Wednesday, February 06, 2013

Ignorance is Not Bliss

Modiin Illit - Photo credit Israel Hayom
Yet another rape or sexual molestation that is being covered up. This time by an entire city in Israel. There are 2 reports about this in the media. The place is Modiin Illit a Charedi city in Israel. The victim is a five year old girl. The suspected rapist is the son of an established Charedi family in that city.

Information gathered by the police has established that this young girl was on her way to her kindergarten class when he grabbed her and pulled her into a room – possibly the storage room of a Shul and committed indecent acts – possibly including rape. After which he let her go.

When she arrived in school and the bruises on her body were noticed by the teachers - the parents were notified and she was sent to a hospital.

Sounds like a slam dunk. Everyone in that town seems to know all the principles involved - the victim, her parents, the abuser, and his family. Everyone except the police, that is.

This at a minimum is a case of sexual molestation and battery. Of a 5 year old child!  And yet the parents will not press charges. No one in the city will even talk to the police about it. In short this is being stonewalled. As though it never happened.
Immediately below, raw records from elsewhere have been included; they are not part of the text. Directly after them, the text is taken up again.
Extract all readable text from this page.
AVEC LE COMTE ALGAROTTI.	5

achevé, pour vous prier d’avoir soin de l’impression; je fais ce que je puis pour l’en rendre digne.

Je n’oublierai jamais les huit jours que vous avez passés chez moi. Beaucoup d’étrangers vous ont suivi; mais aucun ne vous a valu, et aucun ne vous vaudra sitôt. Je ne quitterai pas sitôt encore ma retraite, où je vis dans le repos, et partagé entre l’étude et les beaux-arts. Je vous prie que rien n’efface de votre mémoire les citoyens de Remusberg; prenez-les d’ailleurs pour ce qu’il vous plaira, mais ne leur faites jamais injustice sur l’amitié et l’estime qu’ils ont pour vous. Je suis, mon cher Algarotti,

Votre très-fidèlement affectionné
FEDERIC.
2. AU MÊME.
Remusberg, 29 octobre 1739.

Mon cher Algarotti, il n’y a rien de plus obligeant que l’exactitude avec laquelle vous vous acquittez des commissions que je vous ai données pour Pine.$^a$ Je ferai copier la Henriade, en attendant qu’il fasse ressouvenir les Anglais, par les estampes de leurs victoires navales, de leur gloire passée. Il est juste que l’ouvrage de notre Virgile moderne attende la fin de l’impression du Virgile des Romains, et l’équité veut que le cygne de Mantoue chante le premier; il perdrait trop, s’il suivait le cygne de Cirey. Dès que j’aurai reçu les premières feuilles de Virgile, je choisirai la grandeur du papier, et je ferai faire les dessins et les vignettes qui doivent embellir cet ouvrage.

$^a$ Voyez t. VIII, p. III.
Why? Because of fear. Fear of the rabbis. Fear that the rabbis would get mad at them. And put them in quasi Cherem – effectively ostracizing them from the entire community.

This kind of response is mind boggling! (I hate that overused phrase already – but it fits.) By now just about anyone who has the slightest inkling about what is going on in the world knows the often permanently damaging effects on victims of sex abuse. Sometimes to the point of suicide. So too do most people know to near certainty that an abuser will strike again. Either with the same victim or with someone else’s child. And yet this community fears the rabbis more then they want to protect their children.

The only explanation for this – if they are parents who truly love their children – is that they do not know any of this. By living their lives in total isolation they have opted to be ignorant of these facts. Instead they buy into whatever their rabbis tell them will be best for the community and their children. The spiel probably goes something like this:

You must also never tell anyone that your child was raped or even sexually molested. They will never get married once people know. Not only that, but none of your children will. Would you allow your child to get married to someone who has been sexually abused? Or to one of their siblings? No, of course you wouldn’t. You mustn’t divulge a thing to the world.

Your child will get over it, don’t worry. Just keep it all to yourselves and let us (the rabbis) deal with the abuser. We will see to it that he never does this again. We will see to it that he gets rabbinic counseling and if that doesn’t work – we’ll throw him out of the community and you will never have to worry about him again.

There is no point to going to the police as that will reveal all to the world and ruin the reputation of a fine Torahdic family and ruin the Shiddach chances of all their other wonderful children. Not only that - you will ruin the reputation of the town, its rabbis, and even Yiddishkeit itself – causing a major Chilul HaShem. Best  be quiet.

And besides if you do go to the police, you will regret it – if you get my drift.

Except for the few brave individuals who spoke to the police about it - this is the way the entire town must feel about divulging anything they know.

We all know the arguments for isolating oneself from the world. It is supposed to protect you from being contaminated by society’s morally decaying culture.  A noble goal, but one with some very bad side effects. Isolation can also spell disaster for your children. Ignorance about the facts of sex abuse can make them very  much vulnerable to attack. And the ignorant responses to it when it does God forbid happen can only make matters worse.

Update
According to an  item in the Jerusalem Post - it appears this story may be a hoax carried out by a victim of abuse herself when she was only 16. If that is true (which is as of yet unclear), then one must have compassion and understanding for this woman who obviously needs some therapy herself. That she felt she had to do this as a wake up call to a community that does not properly address these things speaks volumes all by itself... and kind of underscores some of the points made in this post anyway.